On Friday we drove about an hour west to El Centro, California with Dick and Wanda to do a tour at The University of California, Division of Agriculture and Natural Resources, Desert Research and Extension Center, or Farm Smart for short.
The farm consists of about 250 acres where research is done in areas of irrigation, pesticides, different types of plants that will thrive in the desert, and even livestock feed. The program began and 9:30 am and ended at 2:30 pm.
There were probably about 70 people on the tour that day. We had a little cooking demonstration of carrot and ginger soup, and then got to sample it. Quite tasty! There is a group of researchers from the University of Wisconsin that comes here and does research on carrots of all things. They are growing lots of different varieties including purple, blue, and red carrots.
Next, we got on a wagon to tour the farm fields. I forgot my camera, so this picture is courtesy of their website.
We learned lots of interesting facts including how this area called The Imperial Valley, which only receives three inches of rain a year, can grow all of these wonderful vegetables. Water comes from the Colorado River. Farmers have to pay for the water. They actually have to call and reserve the water, and then it is released to their fields through canals with gates by the Water Authority.
During the winter this area along with fields in the Yuma Valley supply about 80 percent of the vegetables consumed in the country. Next time you are at the store check to see where that lettuce, cabbage, cauliflower or broccoli came from.
Along the irrigation ditches we saw several burrowing owls. Our guide told us there is quite a large population of them here in the winter. I sure wish I would have brought my camera.
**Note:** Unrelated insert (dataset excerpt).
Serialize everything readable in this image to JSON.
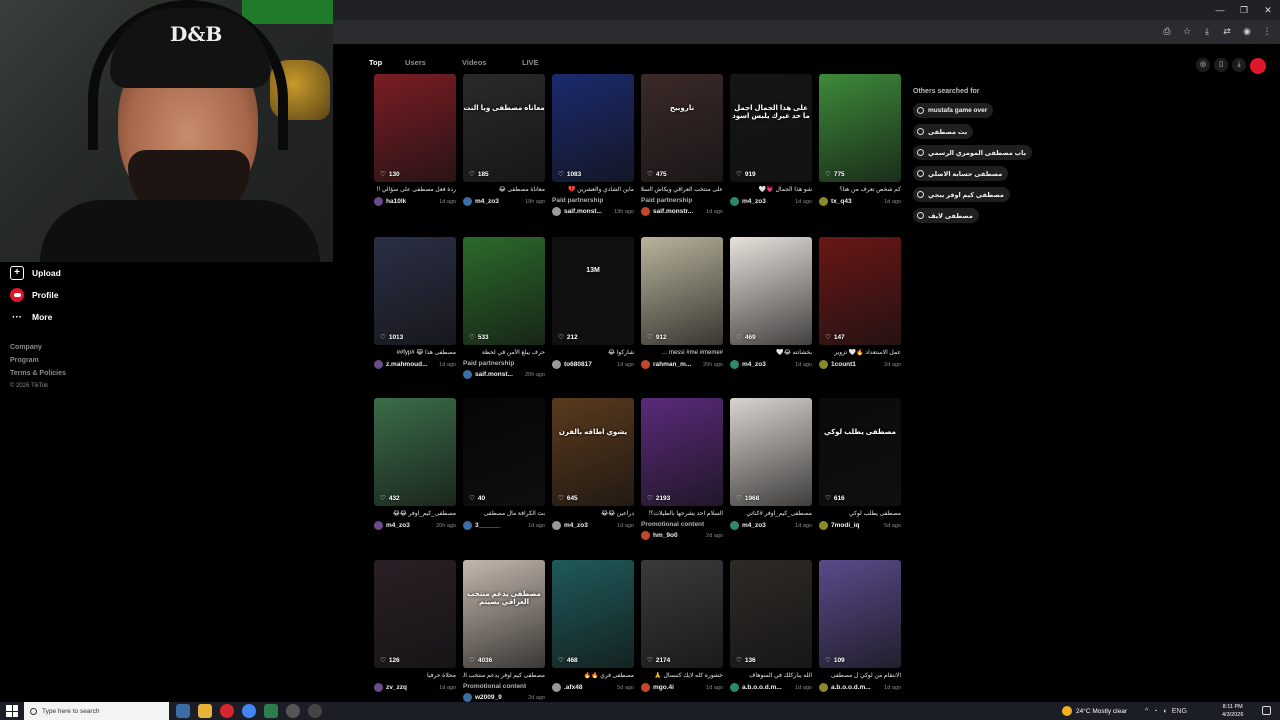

Here’s a picture from the web that looks very much like what we saw.
At the end of the field tour, we were taken to a field where we could pick our own vegetables. Each of us had been given a very large bag and were let loose. Choices included head lettuce, romaine lettuce, green and red cabbage, cauliflower, broccoli, turnips, swiss chard, beets, cilantro and radishes. We picked quite a bit, and will be eating some delicious fresh vegetables for the next few weeks.
And here we are with our bounty (and muddy shoes).
After all that hard work, we were treated to a delicious chicken taco salad for lunch. Then, we went into a classroom for a power point presentation with more information. Each day during the winter months 8 to 10,000 Mexicans are brought across the border to work the fields. They are paid $9 an hour and are insured. They have to be ready for pick-up in Mexico at 3 am and are then transported across the border in white school buses pulling trailers with port-a-potties. In recent years, some machines have been invented to do some of the back-breaking work. Every day as we drive around the Yuma area we see the buses parked near the fields with lots of people working out in the sun picking vegetables.
At the end of the day we were treated to an ice cream sandwich and door prizes were given away. All of this for $20 a person. There are similar tours in the Yuma Valley through the University of Arizona, but they are twice as expensive. I’m glad we did the Farm Smart tour. It was an informative and enjoyable day.
Last Wednesday Dick had a dental appointment in Mexico so we tagged along. I was able to buy a pair of no line bifocal prescription sunglasses for $39 including the frame. Can’t beat that deal.
I also got a painted metal sun sculpture. I really don’t have room for it, but I just loved how it looked with the sun shining on it. I wasn’t going to buy it, but as soon as you look at something, the vendors are making deals. This started out at $35. As I was walking out the door, the guy kept dropping the price. When he got to $20, I couldn’t resist :) We’ll have to find a place this summer at Derge Park to display it outside our fifth wheel.
Saturday was a beautiful sunny day. We golfed with a group of friends at Fortuna De Oro RV Resort. We’ve been doing this most Saturdays and really enjoy the game, weather and company. My knees are feeling much better, so this week we’ll be playing pickle-ball again.
Today its raining, which is rare for this time of year. We’ve had rain a few times since we’ve been here. I’m thinking there will be lots of blooming cactus this spring.
Don’t wish upon a star – Reach for one!